Now, the family is claiming that home visit and seizure of the kids was "reprehensible and plainly unconstitutional" in a federal lawsuit filed Tuesday. "There was no plausible imminent threat that could justify...seizing the sleeping toddler and infant from their loving parents and family home in the middle of the night," the complaint reads.

DCF did not immediately respond to WBZ's request for comment, and the Mayor of Waltham said the city does not comment on pending litigation.

Following the middle-of-the-night visit, three-year-old Clarence and months-old Cal were placed in DCF custody, and eventually in the home of their grandparents for a month as their parents were investigated for child abuse.

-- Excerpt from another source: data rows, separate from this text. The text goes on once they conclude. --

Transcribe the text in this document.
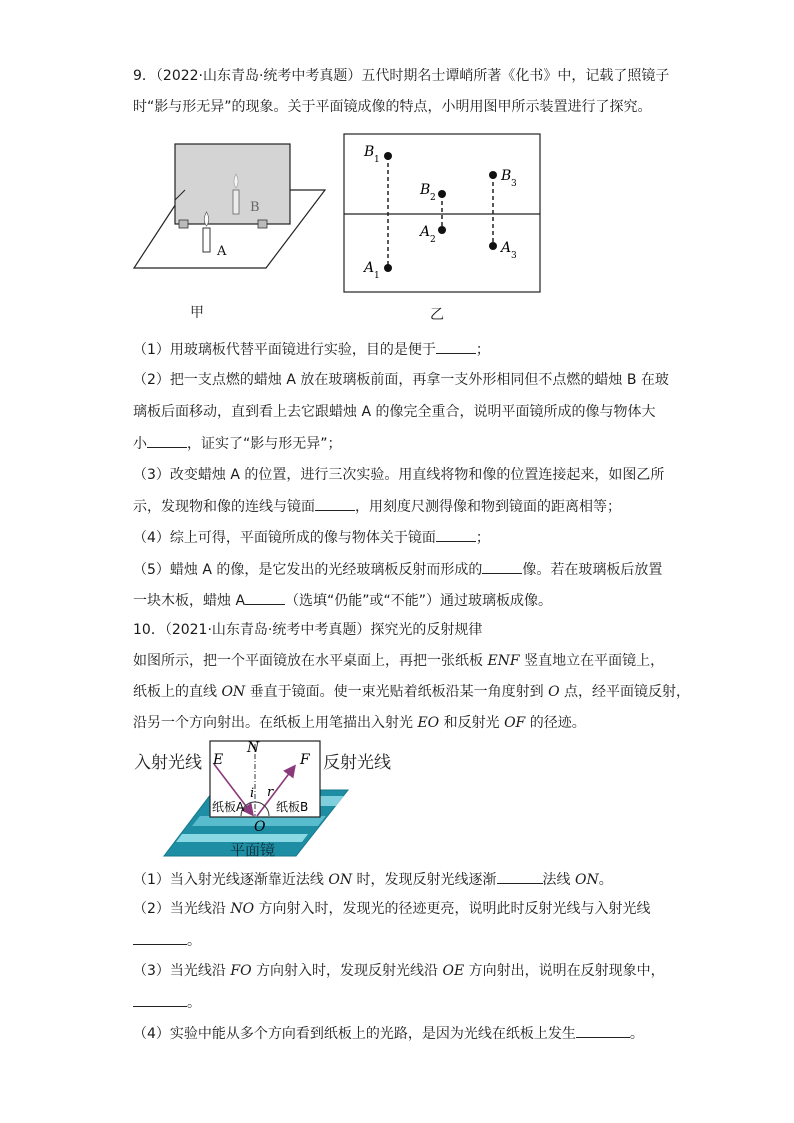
9．（2022·山东青岛·统考中考真题）五代时期名士谭峭所著《化书》中，记载了照镜子
时“影与形无异”的现象。关于平面镜成像的特点，小明用图甲所示装置进行了探究。
B
A
甲
B 1
B 2
B 3
A 2	A 3
A 1
乙
（1）用玻璃板代替平面镜进行实验，目的是便于	；
（2）把一支点燃的蜡烛 A 放在玻璃板前面，再拿一支外形相同但不点燃的蜡烛 B 在玻
璃板后面移动，直到看上去它跟蜡烛 A 的像完全重合，说明平面镜所成的像与物体大
小	，证实了“影与形无异”；
（3）改变蜡烛 A 的位置，进行三次实验。用直线将物和像的位置连接起来，如图乙所
示，发现物和像的连线与镜面	，用刻度尺测得像和物到镜面的距离相等；
（4）综上可得，平面镜所成的像与物体关于镜面	；
（5）蜡烛 A 的像，是它发出的光经玻璃板反射而形成的	像。若在玻璃板后放置
一块木板，蜡烛 A	（选填“仍能”或“不能”）通过玻璃板成像。
10．（2021·山东青岛·统考中考真题）探究光的反射规律
如图所示，把一个平面镜放在水平桌面上，再把一张纸板 ENF 竖直地立在平面镜上，
纸板上的直线 ON 垂直于镜面。使一束光贴着纸板沿某一角度射到 O 点，经平面镜反射，
沿另一个方向射出。在纸板上用笔描出入射光 EO 和反射光 OF 的径迹。
E
N
F
i r
纸板A	纸板B
O
平面镜
入射光线	反射光线
（1）当入射光线逐渐靠近法线 ON 时，发现反射光线逐渐	法线 ON。
（2）当光线沿 NO 方向射入时，发现光的径迹更亮，说明此时反射光线与入射光线
。
（3）当光线沿 FO 方向射入时，发现反射光线沿 OE 方向射出，说明在反射现象中，
。
（4）实验中能从多个方向看到纸板上的光路，是因为光线在纸板上发生	。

The parents recorded the encounter on their cell phones. Police say in the video, "I would like to have paperwork...but it's not here." The children can be heard crying as they are taken into a white car with DCF employees.

Now, ten months later, Josh Sabey and his wife Sarah Perkins have been cleared of the suspected child abuse.

The Sabeys are represented by Pacific Legal Foundation. They say they're bringing the lawsuit against the public employees who took their kids because they are in a position of privilege and want to see change in DCF's practices. "We're educated," Sarah Perkins explained. "We have really involved family members. We have access to resources and financial assistance, and I think the vast majority of families in the system are impoverished, or, you know, just have way fewer resources at their disposal. And I think because of that, we feel a real responsibility to do something that can help families in this system that don't have this sort of capability to change laws, to change statutes."

The Sabeys still don't know what caused Cal's broken rib, but suspect it might have been a time when his grandmother was babysitting and caught him as he nearly fell out of his carseat.

They say their older son, Clarence, has had night terrors, potty training regression, and other signs of trauma since he was taken into DCF custody.